Philipp Peter Roos was a German Baroque painter, active in and near Rome from 1677 onward.
He was born in Frankfurt am Main and learned to paint from his father, the landscape painter Johann Heinrich Roos. He was the brother of the painter Johann Melchior Roos, who briefly worked with him in Italy. As a young man, he painted in the style of his father. He was called to paint for Charles I, Landgrave of Hesse-Kassel, who liked him so much he gave him a sum of money to travel to Rome with, which he did in 1677.
In Rome, he worked often in the studio of Giacinto Brandi, and by 1681 had fallen in love with his daughter, for whom he converted to Catholicism and later married.
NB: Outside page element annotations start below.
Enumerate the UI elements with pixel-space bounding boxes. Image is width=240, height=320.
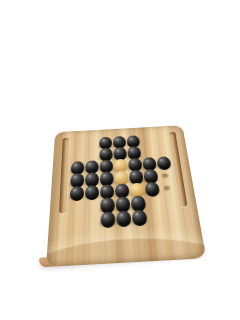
hole-r7c3[interactable] bbox=[99, 212, 115, 227]
black-marble-r7c3[interactable] bbox=[100, 211, 115, 228]
hole-r6c6 bbox=[145, 196, 162, 211]
hole-r7c6 bbox=[146, 210, 163, 225]
product-photo-background bbox=[0, 0, 240, 320]
hole-r1c7 bbox=[153, 134, 168, 146]
peg-solitaire-grid bbox=[68, 134, 180, 229]
hole-r3c7[interactable] bbox=[156, 157, 172, 170]
hole-r5c6[interactable] bbox=[144, 183, 160, 197]
hole-r5c2[interactable] bbox=[84, 186, 99, 200]
left-marble-tray-groove bbox=[59, 138, 69, 214]
hole-r4c7[interactable] bbox=[157, 169, 173, 182]
hole-r7c4[interactable] bbox=[115, 211, 132, 226]
hole-r7c5[interactable] bbox=[131, 211, 148, 226]
hole-r5c7[interactable] bbox=[159, 182, 176, 196]
hole-r1c6 bbox=[139, 135, 154, 147]
hole-dimple bbox=[163, 185, 171, 191]
solitaire-board bbox=[46, 125, 206, 267]
hole-dimple bbox=[161, 173, 169, 179]
black-marble-r5c2[interactable] bbox=[84, 185, 98, 201]
hole-r7c7 bbox=[162, 209, 180, 224]
hole-r1c2 bbox=[84, 138, 98, 150]
hole-r7c1 bbox=[68, 214, 84, 230]
hole-r5c1[interactable] bbox=[69, 187, 84, 201]
hole-r6c1 bbox=[68, 200, 84, 215]
hole-r6c2 bbox=[84, 199, 100, 214]
hole-r6c7 bbox=[160, 195, 177, 210]
hole-r1c1 bbox=[71, 139, 85, 151]
hole-r7c2 bbox=[84, 213, 100, 229]
black-marble-r5c1[interactable] bbox=[69, 186, 83, 202]
black-marble-r7c4[interactable] bbox=[115, 210, 131, 227]
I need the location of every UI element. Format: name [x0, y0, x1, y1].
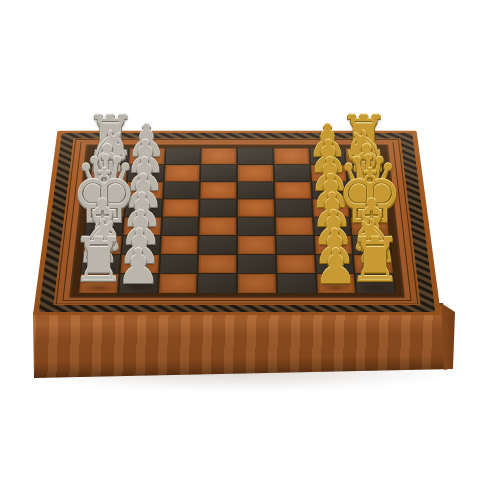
chess-set-photo: ♜♟♞♟♝♟♛♟♚♟♝♟♞♟♜♟♜♟♞♟♝♟♛♟♚♟♝♟♞♟♜♟ [0, 0, 480, 480]
pawn-glyph: ♟ [314, 242, 357, 290]
silver-pawn[interactable]: ♟ [117, 242, 160, 290]
pawn-glyph: ♟ [117, 242, 160, 290]
gold-pawn[interactable]: ♟ [314, 242, 357, 290]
In 1683, he joined a papal guild of painters, the Congregation of Virtuiosi al Pantheon. In 1684, he acquired a large house on Vicolo del Riserraglio in the Rione San Paolo in Tivoli, near Rome, whence his surname. In Tivoli, they kept a menagerie of various animals so Roos could draw from live poses. This house was called the "Noah's Ark" by their friends. In his Italian style, he painted life-size figures and animals in a broad manner and a heavy brown tone.
In 1691, he moved back to Rome, where he was one of the Bentvueghels painters in the Schildersbent, a grouping of painters from the Low Countries. He had the nickname "Mercurius" because of the rapidity with which he painted; Mercury was the speedy messenger of Zeus. The Schildersbent were often denied official commissions, and had to struggle for a living. Roos often paid for food and lodging with paintings. He earned money making small paintings and sketches for tourists. He died in poverty.